Tuesday, October 25, 2016

Jimmy Robinson and Athy's C.Y.M.S.

In February 2007 some minute books and other books relating to the Catholic Young Mens Society in Athy were given to me by Jimmy Robinson.  Jimmy was the last Honorary Secretary of the C.Y.M.S., a local institution with a history extending back over 150 years but which had ceased to exist in 2004. 

The first branch of the society was founded in Limerick in 1849 after a young priest who had attended Knockbeg College Carlow brought together a number of labourers.  Fr. Richard Baptist O’Brien, who had been ordained in Maynooth ten years previously, spent the first five years of his priesthood in Canada.  On returning to Limerick during the dreadful famine year of 1847 Fr. O’Brien felt the need for young men who survived the famine to come together in friendship and cooperation to better their lives.  Approximately 13 years after the foundation of the society a C.Y.M.S. branch was started in Athy.  Unfortunately the minute books dealing with the early years of the branch have not been found.  The earliest minute books to survive starts with entries for 1958, while an earlier cash book opened in June 1926 lists  initially on a daily basis and later weekly and then twice monthly monies received and monies paid up to 1949.  To my great regret the minute book or books for the period 1964 to 1971 are missing as my late brother Seamus took over as secretary from Jim McEvoy a short time before his untimely death in a road traffic accident.

That these records have survived is a tribute to Jimmy Robinson’s attention to detail and the care which marked his voluntary work as honorary secretary of the C.Y.M.S. over many years.  The last entry in the C.Y.M.S. minute book is of a committee meeting held on 21st October 1994.  The meeting was presided over by another great stalwart of Athy, P.J. Hyland.  Jimmy who died last week joins P.J. in our memories. 

Memories not only of the C.Y.M.S. but also of the wonderful characters who were members of the local branch when it occupied premises at the corner of Stanhope Street and Stanhope Place.  Where the C.Y.M.S. branch was originally located following its foundation in 1862 I cannot say.  The members took over the building at the corner of Stanhope Place from the Sisters of Mercy in 1892.  Forty eight years later they acquired use of the adjoining building immediately adjacent to the side entrance gate to the Parish Church.  It lay directly opposite the Parish Priest’s house and had been home to the technical school since the setting up of technical education at the start of the century.  The building became vacant when a new technical school was opened on the Carlow Road in 1940.  The then Parish Priest Canon McDonnell (after whom McDonnell Drive is named) gave the C.Y.M.S. permission to use the old technical school room which in my young days was called the card room.  It was the ‘holy of holies’ for the senior members such as Tom Moore, Ned Cranny, Christy Dunne, ‘Sooty’ Hayden, Willie Bracken and many others for whom card playing was a favourite pastime. 

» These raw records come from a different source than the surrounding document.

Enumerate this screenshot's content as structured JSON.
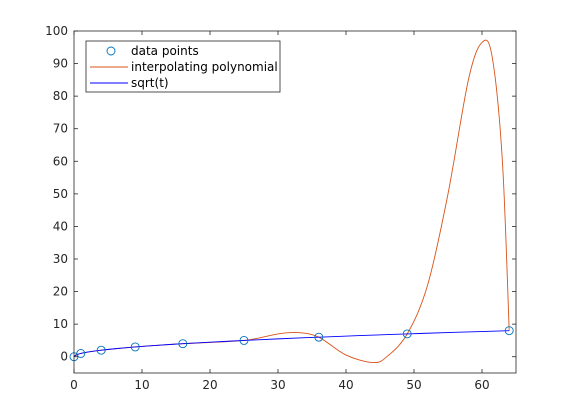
{
  "chart_data": {
    "type": "line",
    "title": "",
    "xlabel": "",
    "ylabel": "",
    "xlim": [
      0,
      65
    ],
    "ylim": [
      -5,
      100
    ],
    "xticks": [
      0,
      10,
      20,
      30,
      40,
      50,
      60
    ],
    "yticks": [
      0,
      10,
      20,
      30,
      40,
      50,
      60,
      70,
      80,
      90,
      100
    ],
    "grid": false,
    "legend_position": "top-left",
    "colors": {
      "data_points": "#0072BD",
      "polynomial": "#D95319",
      "sqrt": "#0000FF",
      "axes": "#262626"
    },
    "series": [
      {
        "name": "data points",
        "style": "markers",
        "x": [
          0,
          1,
          4,
          9,
          16,
          25,
          36,
          49,
          64
        ],
        "y": [
          0,
          1,
          2,
          3,
          4,
          5,
          6,
          7,
          8
        ]
      },
      {
        "name": "interpolating polynomial",
        "style": "line",
        "x": [
          0,
          1,
          4,
          9,
          16,
          25,
          30,
          33,
          36,
          40,
          44,
          46,
          49,
          52,
          55,
          58,
          60,
          61.5,
          63,
          64
        ],
        "y": [
          0,
          1,
          2,
          3,
          4,
          5,
          7,
          7.4,
          6,
          0.5,
          -1.8,
          0,
          7,
          22,
          50,
          85,
          96.5,
          92,
          60,
          8
        ]
      },
      {
        "name": "sqrt(t)",
        "style": "line",
        "x": [
          0,
          0.25,
          1,
          2,
          4,
          6,
          9,
          12,
          16,
          20,
          25,
          30,
          36,
          42,
          49,
          56,
          64
        ],
        "y": [
          0,
          0.5,
          1,
          1.414,
          2,
          2.449,
          3,
          3.464,
          4,
          4.472,
          5,
          5.477,
          6,
          6.481,
          7,
          7.483,
          8
        ]
      }
    ]
  }
}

The late Jimmy Robinson and P.J. Hyland with other committee members witnessed the gradual falloff of membership in the C.Y.M.S. during the 1990s.  The original objective of the society ‘to foster mutual union and cooperation and by priestly guidance, the spiritual intellectual, social and physical welfare of its members’ may not have seemed relevant in the world of the Celtic Tiger.  During the 1950s there was more than 100 C.Y.M.S. branches in Ireland.  In 1994 there were just 17 branches left throughout the country and it is likely that the Athy branch was not the only one to close its doors in recent years. 

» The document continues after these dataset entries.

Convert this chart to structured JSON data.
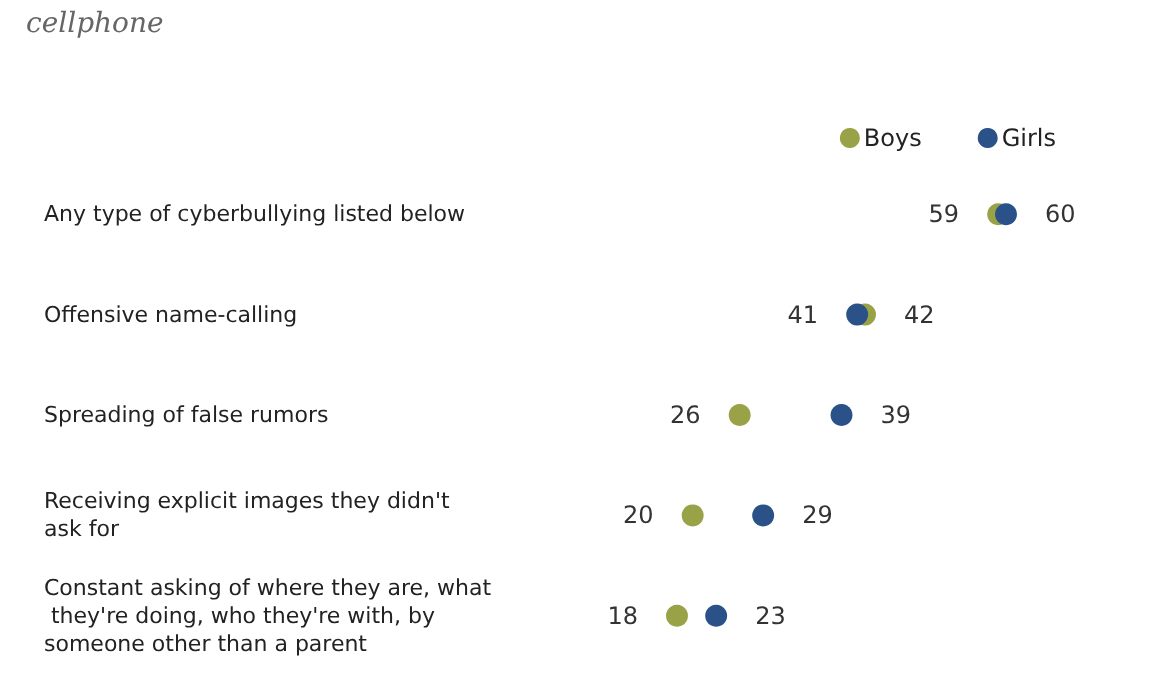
{
  "chart_data": {
    "type": "scatter",
    "subtitle": "cellphone",
    "orientation": "horizontal",
    "data_labels": true,
    "legend": "top right",
    "marker": "circle",
    "grid": false,
    "categories": [
      "Any type of cyberbullying listed below",
      "Offensive name-calling",
      "Spreading of false rumors",
      "Receiving explicit images they didn't ask for",
      "Constant asking of where they are, what they're doing, who they're with, by someone other than a parent"
    ],
    "series": [
      {
        "name": "Boys",
        "color": "#9aa247",
        "values": [
          59,
          42,
          26,
          20,
          18
        ]
      },
      {
        "name": "Girls",
        "color": "#2a5188",
        "values": [
          60,
          41,
          39,
          29,
          23
        ]
      }
    ]
  }
}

Jimmy Robinson came from an old Athy family, as did Jimmy Bolger and John Joe Owens, both of whom passed away recently.  I was privileged to write of Jimmy Bolger in a previous Eye on the Past.  John Joe Owens was a man who like myself was not afraid of expressing his views in a forthright manner.  I have huge admiration for men such as the two Jimmys and John Joe who in their own individual way contributed to what I have often described as the rich tapestry of life in our south Kildare town of Athy. 

Other deaths noted during the recent past were that of Claus Schmidt and Mary Leech, both of whom were well known in the town.  As I am writing this piece I have learned of the death of an old school colleague of mine from our days in the local Christian Brothers secondary school.  John Joe Brennan died while I was abroad and regrettably I was unaware of his passing until now.  I have fond memories of John Joe who with a few others joined the Christian Brothers secondary school from outlying rural primary schools in the 1950s. 

Their passing brings sadness not only to family and friends but also to a community which remembers times past and experiences shared.